I have been working long for understanding the “Western system” of scientific approach. I agree, there is elitism, there’s academic gatekeeping, a lot of marketing and creation of echo chambers around purported effects of the “impact of research”. The last is a contentious issue and has seen a lot of hand wringing around the measurable impact of “research”. Much of it is junk research or regurgitated across different institutions for lack of clarity. However, in most “literal narratives”, I have started seeing the outlier impact of the history of “enlightenment”; especially in Europe.
The trigger for a long title and this post was Robert Hacker, who wrote on Medium recently. While I was trying to wrap my head around the transformative platforms (including Artificial Intelligence) and a training manifesto for the “early state career scientists”, this para earlier on in the write-up caught my eye:
A Strategy for Academic Research in the 21st Century | by Robert Hacker | Sep, 2022 | Medium
The history of science and mathematics provides much guidance to students, Ph.D. candidates and early career researchers on promising fields for new research and commercialization. This approach is based in part on the historical patterns in science and technology determined by Nikolai Kondratiev[6] (technology cycles), Thomas Kuhn (scientific revolutions and paradigms), and Carlotta Perez (industrial revolutions). Modern science begins with the Enlightenment at the beginning of the 17th century[7], what some call the First Scientific Revolution. Much of mathematics was discovered at the same time beginning with Newton and Leibnitz work on calculus, but in this article we will only discuss the math if it helps the story about science.

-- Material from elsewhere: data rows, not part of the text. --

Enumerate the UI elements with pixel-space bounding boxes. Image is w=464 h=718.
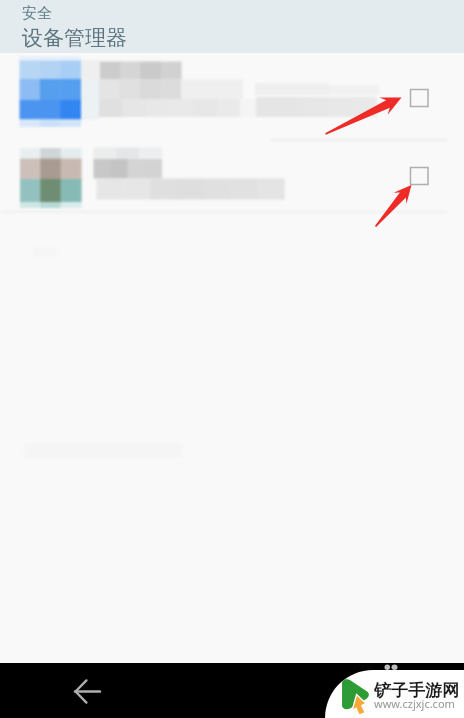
staticText: 铲子手游网	[374, 680, 459, 701]
button[interactable]: Back	[64, 668, 110, 714]
staticText: 设备管理器	[22, 25, 127, 51]
button[interactable]: Select device	[0, 140, 464, 211]
button[interactable]: Select device	[408, 71, 448, 111]
staticText: 安全	[22, 4, 52, 23]
staticText: www.czjxjc.com	[374, 696, 455, 711]
button[interactable]: Select device	[0, 53, 464, 140]
button[interactable]: Select device	[408, 154, 448, 194]
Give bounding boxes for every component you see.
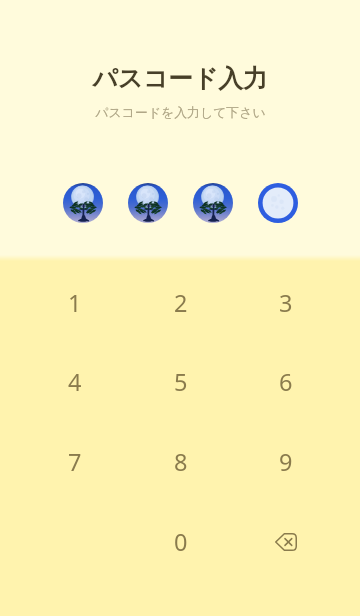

Newton’s ideas on calculus (or mathematics) were stolen from India. In an era when heliocentric “theories” were condemnable by death, I wouldn’t expect much. India had the historical misfortune of being under oppressive regimes and bad traders in the form of the East India Company, and subsequently knowledge carted away along with the wealth.
I don’t recommend reading this hogwash further beyond the said para. If the history can’t be correct, the assertion of “transformative platforms” can’t be either. His claim to fame was a hand cranked “one laptop per child” and extensive marketing to push a half assed idea for African kids. This is the classical “white privilege” or the “white-man’s burden” example. I usually refrain from pointing these out on the blog. However, historical inaccuracies are unacceptable and the “transforming narratives”. We need multidisciplinary science approaches, which is a known problem. The way to achieve the end goals is debatable.
This one from Robert “Hacker”, isn’t.